Bei der aktuellen Form kann man nur hoffen, dass damit Dirk Nowitzki mit den erstarkten Josh Howard und Jason Kidd das Rennen machen.
Ich jedenfalls freue mich auf die nächsten Spiele. Dallas ist seit dem Sieg gegen Utah Jazz fix für die Playoffs qualifiziert, hat es aber in der eigenen Hand noch ein paar Positionen aufzusteigen. Zum einen haben sie noch die direkten Duelle gegen die Hornets, zum anderen haben die Jazz das härtere Restprogramm abzusolvieren.

Im direkten Duell um Platz 8 in der Western Conference  festigen die Dallas Mavericks um Dirk Nowitzki den 8ten und damit letzten PlayOff-Platz. Dabei überrollten Sie Ihren Konkurrenten Phoenix Suns. Das Spiel ging klar mit 140:116 an die Dallas Mavericks, wobei Jason Kidd mit 20 Assists einen starken Abend erwischt hatte.
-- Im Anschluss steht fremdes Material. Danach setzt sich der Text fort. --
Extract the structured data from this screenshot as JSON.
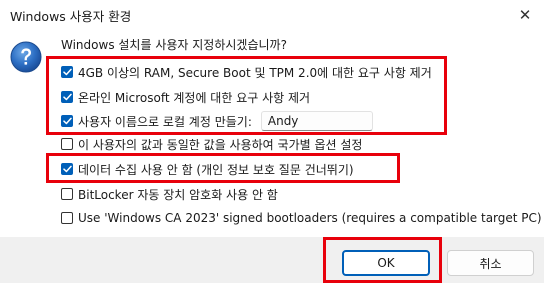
{
  "window": {
    "title": "Windows 사용자 환경",
    "close_glyph": "✕"
  },
  "dialog": {
    "question": "Windows 설치를 사용자 지정하시겠습니까?",
    "icon": "question-icon",
    "options": [
      {
        "label": "4GB 이상의 RAM, Secure Boot 및 TPM 2.0에 대한 요구 사항 제거",
        "checked": true
      },
      {
        "label": "온라인 Microsoft 계정에 대한 요구 사항 제거",
        "checked": true
      },
      {
        "label": "사용자 이름으로 로컬 계정 만들기:",
        "checked": true
      },
      {
        "label": "이 사용자의 값과 동일한 값을 사용하여 국가별 옵션 설정",
        "checked": false
      },
      {
        "label": "데이터 수집 사용 안 함 (개인 정보 보호 질문 건너뛰기)",
        "checked": true
      },
      {
        "label": "BitLocker 자동 장치 암호화 사용 안 함",
        "checked": false
      },
      {
        "label": "Use 'Windows CA 2023' signed bootloaders (requires a compatible target PC)",
        "checked": false
      }
    ],
    "username_value": "Andy"
  },
  "buttons": {
    "ok_label": "OK",
    "cancel_label": "취소"
  },
  "colors": {
    "accent": "#005fb8",
    "highlight": "#e8000b",
    "footer_bg": "#f0f0f0"
  }
}
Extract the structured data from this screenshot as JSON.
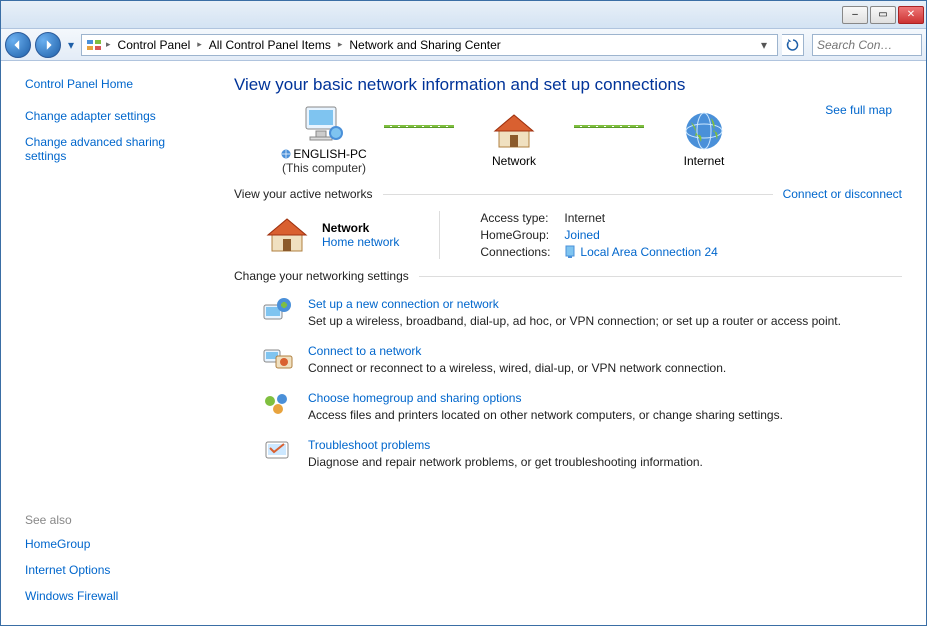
{
  "titlebar": {
    "min": "–",
    "max": "▭",
    "close": "✕"
  },
  "nav": {
    "breadcrumbs": [
      "Control Panel",
      "All Control Panel Items",
      "Network and Sharing Center"
    ],
    "search_placeholder": "Search Con…"
  },
  "sidebar": {
    "home": "Control Panel Home",
    "links": [
      "Change adapter settings",
      "Change advanced sharing settings"
    ],
    "see_also_hdr": "See also",
    "see_also": [
      "HomeGroup",
      "Internet Options",
      "Windows Firewall"
    ]
  },
  "main": {
    "title": "View your basic network information and set up connections",
    "map": {
      "pc_name": "ENGLISH-PC",
      "pc_sub": "(This computer)",
      "network_label": "Network",
      "internet_label": "Internet",
      "see_full_map": "See full map"
    },
    "active_hdr": "View your active networks",
    "connect_disconnect": "Connect or disconnect",
    "active": {
      "name": "Network",
      "type": "Home network",
      "access_k": "Access type:",
      "access_v": "Internet",
      "hg_k": "HomeGroup:",
      "hg_v": "Joined",
      "conn_k": "Connections:",
      "conn_v": "Local Area Connection 24"
    },
    "change_hdr": "Change your networking settings",
    "tasks": [
      {
        "title": "Set up a new connection or network",
        "desc": "Set up a wireless, broadband, dial-up, ad hoc, or VPN connection; or set up a router or access point."
      },
      {
        "title": "Connect to a network",
        "desc": "Connect or reconnect to a wireless, wired, dial-up, or VPN network connection."
      },
      {
        "title": "Choose homegroup and sharing options",
        "desc": "Access files and printers located on other network computers, or change sharing settings."
      },
      {
        "title": "Troubleshoot problems",
        "desc": "Diagnose and repair network problems, or get troubleshooting information."
      }
    ]
  }
}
Dirk Nowitzki war wie gewohnt der Leader in der Punkteausbeute, wobei an diesem Abend die spektakulärste Szene seinem Teamkollegen Joh Howard gehörte. Dieser versenkte fast als Buzzer-Beater zu Ende der ersten Halbzeit einen Wurf noch aus der eigenen Feldfläche. Eine Aktion, für die er sich Standing Ovations einfing.
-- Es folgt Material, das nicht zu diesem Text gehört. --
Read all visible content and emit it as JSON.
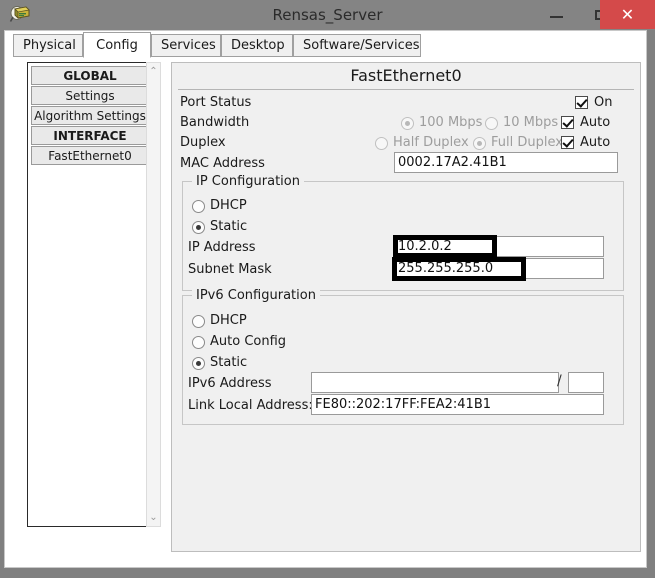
{
  "window": {
    "title": "Rensas_Server",
    "icon": "server-device-icon",
    "controls": {
      "minimize": "–",
      "maximize": "□",
      "close": "✕",
      "close_color": "#d44a4a"
    }
  },
  "tabs": [
    {
      "label": "Physical",
      "active": false
    },
    {
      "label": "Config",
      "active": true
    },
    {
      "label": "Services",
      "active": false
    },
    {
      "label": "Desktop",
      "active": false
    },
    {
      "label": "Software/Services",
      "active": false
    }
  ],
  "sidebar": {
    "items": [
      {
        "label": "GLOBAL",
        "header": true
      },
      {
        "label": "Settings",
        "header": false
      },
      {
        "label": "Algorithm Settings",
        "header": false
      },
      {
        "label": "INTERFACE",
        "header": true
      },
      {
        "label": "FastEthernet0",
        "header": false
      }
    ],
    "scroll_up": "⌃",
    "scroll_down": "⌄"
  },
  "panel": {
    "title": "FastEthernet0",
    "port_status": {
      "label": "Port Status",
      "on_label": "On",
      "on_checked": true
    },
    "bandwidth": {
      "label": "Bandwidth",
      "option_100": "100 Mbps",
      "option_10": "10 Mbps",
      "selected": "100 Mbps",
      "auto_label": "Auto",
      "auto_checked": true,
      "disabled": true
    },
    "duplex": {
      "label": "Duplex",
      "option_half": "Half Duplex",
      "option_full": "Full Duplex",
      "selected": "Full Duplex",
      "auto_label": "Auto",
      "auto_checked": true,
      "disabled": true
    },
    "mac": {
      "label": "MAC Address",
      "value": "0002.17A2.41B1"
    },
    "ip_config": {
      "title": "IP Configuration",
      "dhcp_label": "DHCP",
      "static_label": "Static",
      "selected": "Static",
      "ip_address_label": "IP Address",
      "ip_address_value": "10.2.0.2",
      "subnet_mask_label": "Subnet Mask",
      "subnet_mask_value": "255.255.255.0",
      "highlighted_fields": [
        "ip_address",
        "subnet_mask"
      ],
      "highlight_color": "#000000"
    },
    "ipv6_config": {
      "title": "IPv6 Configuration",
      "dhcp_label": "DHCP",
      "auto_config_label": "Auto Config",
      "static_label": "Static",
      "selected": "Static",
      "ipv6_address_label": "IPv6 Address",
      "ipv6_address_value": "",
      "prefix_separator": "/",
      "prefix_value": "",
      "link_local_label": "Link Local Address:",
      "link_local_value": "FE80::202:17FF:FEA2:41B1"
    }
  }
}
Trotz des klaren Sieges müssen die Dallas Mavericks weiter Volldampf geben, um nicht nur den 8ten Platz zu sichern. Sie sollten sich auch zumindest noch auf Platz 7 vorschieben. Ansonsten droht ein frühes Aus in den PlayOffs, denn da geht es gegen den Sieger der Western Conference Los Angeles Lakers mit Kobe Bryant.